Yunanistan merkezli depremin çevreye ülkelere yayılması durumunda Avrupa Merkez Bankasının büyük bazukasını çıkartıp müdahale edeceğine inanıyoruz. Hayır senaryosunda Türkiye piyasalarında döviz kurunda, tahvil ve hisse senedi piyasalarında sert dalgalanmalar olursa tecrübeli yatırımcılar ters yönde pozisyon alıp Avrupa Merkez Bankası’nın müdahalesini bekleyebilir.

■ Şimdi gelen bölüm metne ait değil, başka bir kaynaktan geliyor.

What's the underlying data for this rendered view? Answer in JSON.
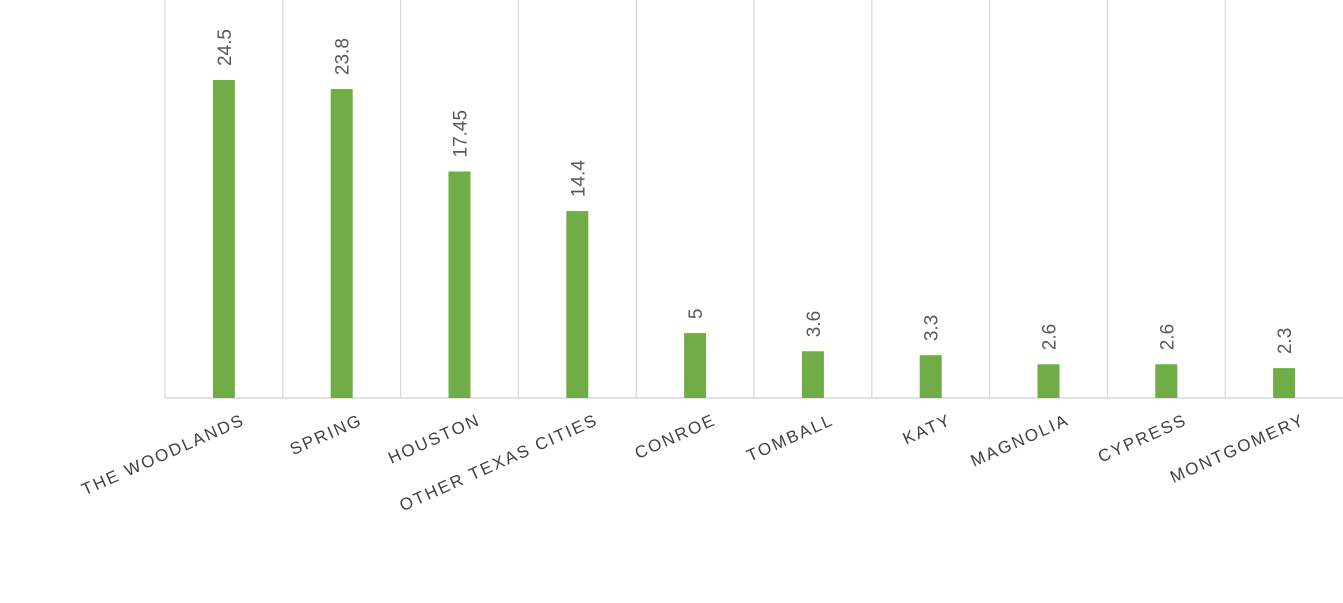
{
  "chart_data": {
    "type": "bar",
    "categories": [
      "THE WOODLANDS",
      "SPRING",
      "HOUSTON",
      "OTHER TEXAS CITIES",
      "CONROE",
      "TOMBALL",
      "KATY",
      "MAGNOLIA",
      "CYPRESS",
      "MONTGOMERY"
    ],
    "values": [
      24.5,
      23.8,
      17.45,
      14.4,
      5,
      3.6,
      3.3,
      2.6,
      2.6,
      2.3
    ],
    "color": "#70ad47"
  }
}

Referandum sonucunda “evet” çıkması durumunda ilk piyasa tepkisi gerek Yunanistan gerekse Avrupa için olumlu olacak. Ancak, yükselişin şiddeti ve devamlılığı Syriza hükümetinin ne yapacağına bağlı olarak belirlenecek.
Syriza hükümetinin istifa etmesi ve yeni bir hükümet kurulması senaryosunda Yunanistan için ümidini koruyan piyasalarda yükseliş devam edebilir. Hükümetin bir şey olmamış gibi yoluna devam etmeye çalışması durumunda ise piyasalardaki yükseliş tersine dönebilir.
Her hâlükârda bu olumlu senaryonun Avrupa ekonomisinde önemli bir etki yaratmasını beklemiyoruz. Piyasalar kutlamaların dozunu abartırsa gerek Avrupa gerekse Türkiye gibi yüksek betalı piyasalarda satış fırsatı doğabilir.
Toparlayacak olursak. Referandum sonuçları Yunanistan için büyük, Avrupa ve dünya için küçük bir adım olacak. Referandum sonuçlarına sonuçlarına bağlı olarak Yunanistan politika sahnesinde radikal sol hükümetin zayıfl ayıp zayıflamadığı belli olacak. Ancak Avrupa’daki büyük resim değişmeyecek. Piyasaların referandum sonuçlarına aşırı tepki vermesi durumunda ters yönde pozisyon almak için fırsat doğabilir.